A promessa de um emprego para toda a vida se revela como uma sentença de morte da alma em “O Posto” (1961).
No retrato agridoce e minimalista de Ermanno Olmi, a entrada no mundo adulto não é um rito de passagem para a liberdade, mas um lento processo de rendição. Nós acompanhamos o jovem Domenico em sua jornada para conseguir um “posto fixo” em uma grande corporação de Milão e testemunhamos, em pequenos gestos e silêncios devastadores, a erosão de sua juventude. O filme expõe uma crise de masculinidade sutil e profunda, onde o ideal de se tornar um provedor estável se cumpre ao custo da própria identidade, transformando homens em engrenagens anônimas de uma máquina indiferente.

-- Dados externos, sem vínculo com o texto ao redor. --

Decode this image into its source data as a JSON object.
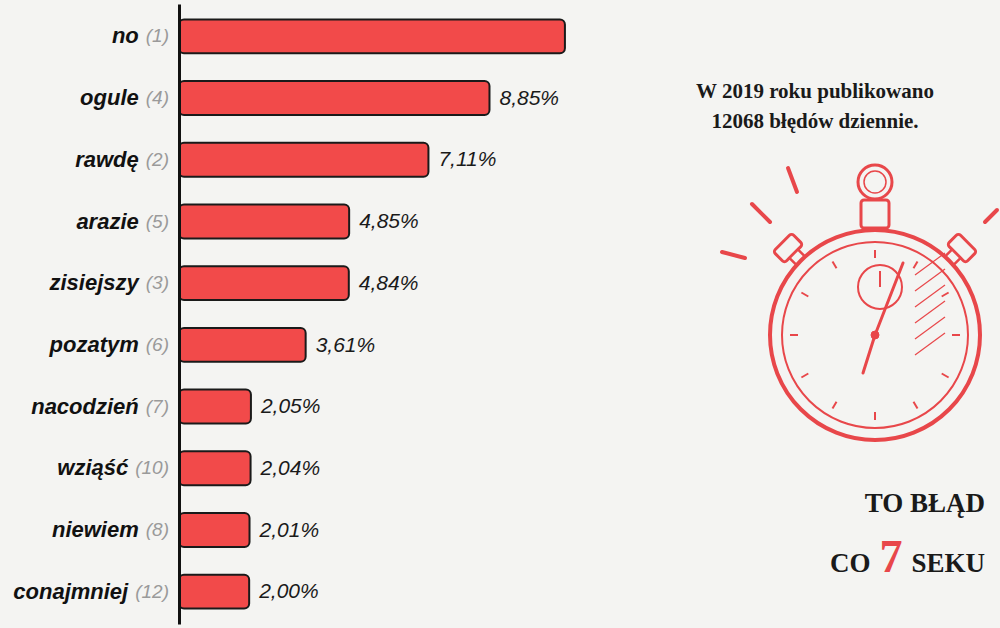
{
  "chart_data": {
    "type": "bar",
    "orientation": "horizontal",
    "categories": [
      "no",
      "ogule",
      "rawdę",
      "arazie",
      "zisiejszy",
      "pozatym",
      "nacodzień",
      "wziąść",
      "niewiem",
      "conajmniej"
    ],
    "ranks": [
      "(1)",
      "(4)",
      "(2)",
      "(5)",
      "(3)",
      "(6)",
      "(7)",
      "(10)",
      "(8)",
      "(12)"
    ],
    "values": [
      11,
      8.85,
      7.11,
      4.85,
      4.84,
      3.61,
      2.05,
      2.04,
      2.01,
      2.0
    ],
    "value_labels": [
      null,
      "8,85%",
      "7,11%",
      "4,85%",
      "4,84%",
      "3,61%",
      "2,05%",
      "2,04%",
      "2,01%",
      "2,00%"
    ],
    "color": "#f24a4a",
    "xlim": [
      0,
      12
    ],
    "tick_labels": "y",
    "grid": false,
    "data_labels": true,
    "annotations": {
      "headline": [
        "W 2019 roku publikowano",
        "12068 błędów dziennie."
      ],
      "callout": {
        "line1": "TO BŁĄD",
        "prefix": "CO",
        "number": 7,
        "suffix": "SEKU"
      }
    }
  }
}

A genialidade de Olmi está em sua recusa ao drama.
A câmera observa Domenico com uma paciência quase documental, capturando a estranheza e a ansiedade de seus primeiros passos no mundo corporativo. Nós o vemos durante os testes de admissão, em sua timidez ao se aproximar da colega Antonietta, em seu deslumbramento cauteloso com a cidade grande. Não há vilões claros, apenas um sistema impessoal e asfixiante. A masculinidade que se espera dele não é a da força ou da coragem, mas a da conformidade, a capacidade de se encaixar sem fazer barulho no labirinto de corredores e hierarquias da empresa.
A própria corporação se torna a antagonista silenciosa do filme. Os escritórios são espaços desoladores, preenchidos pelo zumbido constante de máquinas e pelo som de papéis sendo carimbados. Os funcionários mais velhos que nós encontramos são figuras tristes, homens que abdicaram de qualquer paixão em troca da segurança de um salário no fim do mês. Eles representam o futuro de Domenico.
A breve e tenra conexão que ele estabelece com Antonietta funciona como o último sopro de vida e possibilidade. Seus passeios por Milão são momentos de genuína descoberta, uma alternativa humana e espontânea à rigidez do escritório. A eventual perda desse contato, quando ambos são absorvidos em diferentes departamentos, simboliza a vitória final da máquina sobre o indivíduo.
A cena final do filme é uma das mais desoladoras da história do cinema. Domenico finalmente consegue a mesa que tanto esperava, o posto de um funcionário que acabou de falecer.
Ele não está começando uma vida, está ocupando o lugar de um homem morto, herdando sua cadeira e seu destino. A câmera se fixa em seu rosto enquanto o som de um mimeógrafo cresce até se tornar ensurdecedor, um ruído mecânico e repetitivo que é a trilha sonora do resto de sua vida. Ele conseguiu o emprego, cumpriu a expectativa social, se tornou “homem”. Mas nós o vemos como uma figura tragicamente diminuída, um jovem cuja luz foi permanentemente apagada.
“O Posto” permanece dolorosamente atual porque sua crítica transcende a Itália do milagre econômico.
Olmi nos mostra que a verdadeira crise não está no fracasso, mas em um tipo específico e terrível de sucesso. É a crise do homem que aceita a segurança como substituta da paixão, que troca o sonho pela rotina. É o retrato de uma masculinidade construída sobre a anulação do espírito, uma lição silenciosa e poderosa sobre o preço que pagamos para simplesmente nos encaixarmos no mundo.